One of the biggest problems I see is that most humans have no idea what data is theirs, why this is important and what they should do. The human tragedy of the tendency to value short term positive consequences higher than long term negative consequences. So I’m not convinced we should depend on humans to make the right decisions. The only option we have is to design media that respect mentioned data ownership requirements and make sure those media are available and easy to use.
In one of my previous companies (Contracts11) we worked on solution that I think deserves more attention. Our idea was a new way to build information systems that respected the following requirements:
1. There is only one source of every piece of data
2. Data ownership is clear for everybody
3. Data exchange is always governed by a contract
Ad 1. This idea is one of the deep insights from Georg Gilder’s ” Telecosm: The World After Bandwidth Abundance” (2002) that copies are no longer needed given enough bandwidth. A single source suffices. The practical consequences of this insight are quite amazing if you think about it, but one of the most profound is that it becomes easier to assign ownership and stay in control. This might have seem as a pipe dream for the last decades, but we are slowly but surely moving in this direction. The slow migration of almost every conceivable software service to the cloud is unstoppable. Music (Spotify), games (Steam), films (Netflix), productivity applications (Office 360, Google Suite, Photoshop), etc. It already doesn’t make much sense anymore to buy a multi-terrabyte laptop (although they are available on the market), since you won’t store any films, photo’s, applications, etcetera on them any more. A clear example that we are heading towards the world Georg Gilder described. You could say that files are replicated in ‘the cloud’, but conceptually your dealing with one piece of data (there is one access point to it, and one owner).
Ad 2. Possibly one of the biggest tragedies of the last decade is that it has been unclear who owns which data and the big tech companies (Google, Amazon, Alibaba, Facebook, etc) stepped forward and claimed their turf. A bit like the British colonised many parts of the globe by ‘the cunning use of flags’ (as hilariously pointed out by comedian Eddie Izzard). The natives were so impressed by the flag, the free beads, gold, email/chat/doc services that they gave away something of which they only later realised its worth. By then it was simply too late to turn back the clock and set the record straight.

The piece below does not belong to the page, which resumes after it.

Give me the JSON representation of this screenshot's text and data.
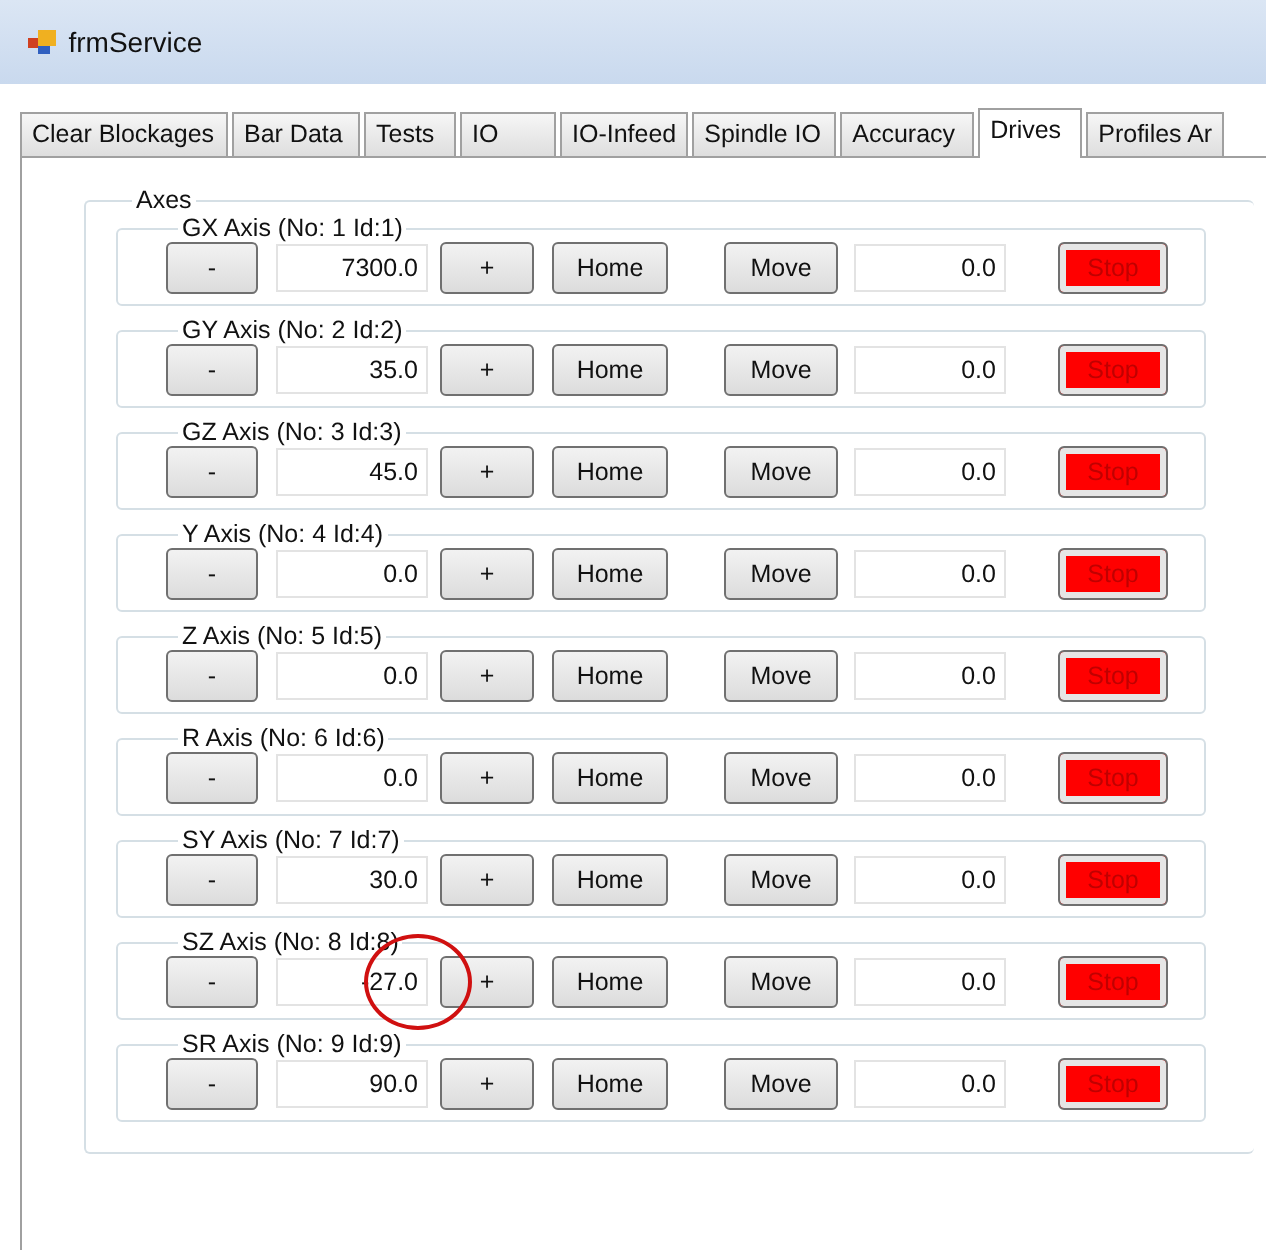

Ad 3. To prevent misuse of data rightful owners should be able to enforce everybody to play by the rules. Fortunately there is an institute that was designed just for that, the nation state. With its trias politica nation states have a mechanism to create, set and enforce the rules through politics, the military and the legal system. The only thing owners of data have to do is set the conditions under which their data can be used and what will happen if others don’t abide to those rules. This can, obviously, be set in a contract.
So what we at Contracts11 have built were contract-based information systems. They consisted of data sources whose ownership was clear, which contained original data (instead of copies), and where every data exchange was governed by a contract. For every use of a certain piece of data consumers had to sign the contract and in case they misused it they could expect legal consequences. What the contract enforced was of course up to the owner of the data, but generally they would state requirements such as:
– The owner of the data
– Purposes (processes) for which the data might be used
– Who could use the data
– Whether the data could be temporarily stored by the consumer
– Which court of law would be used in case of a dispute
There were a number of insights taken away from a number of pilot projects we did. First of all it turned out that such a contract-based system was no less user friendly than regular applications. On the contrary, instead of having to fill out forms for e.g. an address (with the chance of making spelling errors in copies of that data), users could simply read the contract and check a box.
Another insight was that having no copies had a large number of unforeseen positive consequences. Because it became increasingly clear that ‘big data’ was more often a burden than a blessing. You had to store, maintain, protect, clean, copy, backup, etcetera it, while at that same time it was unclear why you needed all that data in the first place.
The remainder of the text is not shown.